Raide, figée et frémissante dans l’alcôve du couvent, déchaînée et avide de désir dans ses rêves, Vanessa Redgrave est extraordinaire pour exprimer la folie grandissante de son personnage. Quand Grandier acceptant ce qu’il est finit par trouver l’amour sincère avec Madeleine De Brou (Gemma Jones), Jeanne sombrera définitivement dans la démence. Leur deux parcours se font en parallèle, Russell alternant les séquences romantiques élégiaques pour le couple Grandier/Madeleine et dérapages graphiques divers pour Jeanne avec notamment des séquences de masturbation frénétiques. Le machisme de l’époque est subtilement dénoncé, les couvents étant des nids de vieilles filles frustrées qui pense soigner dans l’isolement et la foi leurs désirs inassouvis quand les hommes même sous l’habit religieux peuvent exprimer foi et attrait charnel.

Le récit se déroule à une époque de reconquête pour l’Église catholique romaine, un objectif qui sert plus des ambitions politiques que religieuses. Cette aura de l’église, après avoir dessiné un versant imparfait mais humain à travers les personnages de Grandier et Jeanne va adopter un visage froid sous les traits calculateurs de Richelieu (Christopher Logue). La deuxième partie du film est ainsi une longue suite de tableaux hystériques servant le complot afin de confondre Grandier et faire tomber la ville. C'est le troisième espace qui constitue cette fois véritablement l'enfer sur terre.

Jouet de desseins qui la dépasse, Jeanne subira les derniers outrages, Russell déployant toute la folie dont il est capable dans des séquences d’inquisitions qui aussi folles soient-elles reflètent la réalité des évènements. La force du réalisateur est d’y amener une atmosphère de pur cauchemar à travers les éclairages baroques de David Watkin, les décors néoclassiques de Derek Jarman où après l’austérité clinique du début on passe à des compositions de plans surchargées, des gros plans et zooms agressifs sur des visages déformés dans des rictus de pur démence. 

Russell a beau filmer la confusion, jamais sa mise en scène n’y cède. Les cadrages dessinent la dimension totalitaire de cette église (les lignes architecturales qui dévoilent la prison, la chape de plomb et le côté oppressant de cette société notamment lors de la scène de procès finale) et l’ironie mordante fait mouche sous le dégout. L’inquisition libère ainsi une dépravation qui avait relativement réussi à être contenue par les nonnes qui désormais s’abandonne aux orgies les plus extravagantes.
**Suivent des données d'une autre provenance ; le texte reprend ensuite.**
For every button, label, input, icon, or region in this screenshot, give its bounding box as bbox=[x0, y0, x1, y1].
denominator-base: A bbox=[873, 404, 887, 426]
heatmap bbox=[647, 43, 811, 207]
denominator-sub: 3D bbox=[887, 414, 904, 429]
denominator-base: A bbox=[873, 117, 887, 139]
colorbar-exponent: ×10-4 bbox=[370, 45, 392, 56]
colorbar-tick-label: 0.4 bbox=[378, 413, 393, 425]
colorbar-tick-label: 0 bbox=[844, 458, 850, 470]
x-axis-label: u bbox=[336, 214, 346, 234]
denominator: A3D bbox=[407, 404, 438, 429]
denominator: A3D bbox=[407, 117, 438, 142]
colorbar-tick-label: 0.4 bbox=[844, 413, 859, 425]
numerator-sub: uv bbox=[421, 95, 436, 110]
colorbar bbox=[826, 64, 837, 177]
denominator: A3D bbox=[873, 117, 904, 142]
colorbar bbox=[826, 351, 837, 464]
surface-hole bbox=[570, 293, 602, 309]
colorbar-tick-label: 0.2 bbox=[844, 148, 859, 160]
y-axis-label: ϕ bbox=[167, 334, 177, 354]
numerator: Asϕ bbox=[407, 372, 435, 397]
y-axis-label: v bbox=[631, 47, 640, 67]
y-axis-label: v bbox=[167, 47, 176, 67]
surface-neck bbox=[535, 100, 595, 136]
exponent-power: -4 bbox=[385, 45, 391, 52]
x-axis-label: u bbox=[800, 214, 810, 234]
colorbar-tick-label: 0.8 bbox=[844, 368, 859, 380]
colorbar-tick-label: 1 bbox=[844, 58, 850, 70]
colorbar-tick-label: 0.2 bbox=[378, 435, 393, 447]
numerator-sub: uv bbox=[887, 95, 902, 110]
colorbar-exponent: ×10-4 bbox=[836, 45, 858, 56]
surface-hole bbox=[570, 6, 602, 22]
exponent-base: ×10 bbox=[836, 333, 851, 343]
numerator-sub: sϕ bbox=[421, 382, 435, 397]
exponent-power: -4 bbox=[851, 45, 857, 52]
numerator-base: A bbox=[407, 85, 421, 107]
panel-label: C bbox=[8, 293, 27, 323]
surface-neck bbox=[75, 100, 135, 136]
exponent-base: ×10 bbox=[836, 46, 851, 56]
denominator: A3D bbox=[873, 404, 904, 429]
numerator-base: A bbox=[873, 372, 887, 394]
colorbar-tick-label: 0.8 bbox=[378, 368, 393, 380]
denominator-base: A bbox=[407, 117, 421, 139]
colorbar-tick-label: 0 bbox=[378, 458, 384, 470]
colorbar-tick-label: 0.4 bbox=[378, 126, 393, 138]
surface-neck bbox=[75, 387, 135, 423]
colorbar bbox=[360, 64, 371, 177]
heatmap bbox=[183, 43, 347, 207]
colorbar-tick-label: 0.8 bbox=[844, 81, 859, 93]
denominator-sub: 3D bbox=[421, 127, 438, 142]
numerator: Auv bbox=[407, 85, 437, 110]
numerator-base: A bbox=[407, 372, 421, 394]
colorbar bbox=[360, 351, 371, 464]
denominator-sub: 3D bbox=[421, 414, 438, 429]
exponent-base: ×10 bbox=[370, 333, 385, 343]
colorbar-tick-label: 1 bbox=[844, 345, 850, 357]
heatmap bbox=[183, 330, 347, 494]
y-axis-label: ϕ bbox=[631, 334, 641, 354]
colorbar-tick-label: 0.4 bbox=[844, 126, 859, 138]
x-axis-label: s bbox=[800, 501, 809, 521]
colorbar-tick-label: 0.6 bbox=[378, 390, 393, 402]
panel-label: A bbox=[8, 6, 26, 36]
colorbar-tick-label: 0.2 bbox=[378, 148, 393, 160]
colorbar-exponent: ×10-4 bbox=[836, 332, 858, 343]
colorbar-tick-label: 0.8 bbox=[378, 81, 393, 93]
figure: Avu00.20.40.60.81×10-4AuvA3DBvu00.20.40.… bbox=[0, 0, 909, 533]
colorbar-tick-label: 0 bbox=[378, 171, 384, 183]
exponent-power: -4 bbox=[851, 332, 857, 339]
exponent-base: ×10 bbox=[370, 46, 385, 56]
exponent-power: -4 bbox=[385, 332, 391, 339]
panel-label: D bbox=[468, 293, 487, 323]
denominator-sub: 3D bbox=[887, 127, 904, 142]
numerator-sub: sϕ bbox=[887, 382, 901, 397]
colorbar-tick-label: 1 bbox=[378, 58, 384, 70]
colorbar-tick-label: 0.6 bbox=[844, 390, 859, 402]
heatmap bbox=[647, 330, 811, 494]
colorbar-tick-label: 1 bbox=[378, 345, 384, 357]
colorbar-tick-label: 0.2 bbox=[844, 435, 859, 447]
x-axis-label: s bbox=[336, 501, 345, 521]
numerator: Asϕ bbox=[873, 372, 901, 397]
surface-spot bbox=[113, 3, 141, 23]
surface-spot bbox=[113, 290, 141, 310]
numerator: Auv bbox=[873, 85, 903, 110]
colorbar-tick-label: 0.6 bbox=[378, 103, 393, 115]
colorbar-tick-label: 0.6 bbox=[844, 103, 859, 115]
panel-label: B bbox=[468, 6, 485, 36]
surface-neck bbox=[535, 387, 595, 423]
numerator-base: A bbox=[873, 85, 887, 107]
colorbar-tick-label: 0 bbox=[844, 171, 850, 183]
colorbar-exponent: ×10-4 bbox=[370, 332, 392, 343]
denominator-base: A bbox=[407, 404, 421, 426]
Si l’on avait le moindre doute d’une conviction sincère des inquisiteurs malgré leurs actes révoltants, la séquence où ils s’absolvent de leur péché par une relique religieuse qui n’en est pas une en dit long sur leur cynisme. Michael Gothard en chasseur de sorcière à l’allure et agitation de rock star exprime le versant le plus chaotique quand Murray Melvin (dans un rôle voisin du précepteur fourbe qu’il tiendra dans Barry Lyndon (1975)) dévoile lui le calcul et l’hypocrisie de ces fous de dieu.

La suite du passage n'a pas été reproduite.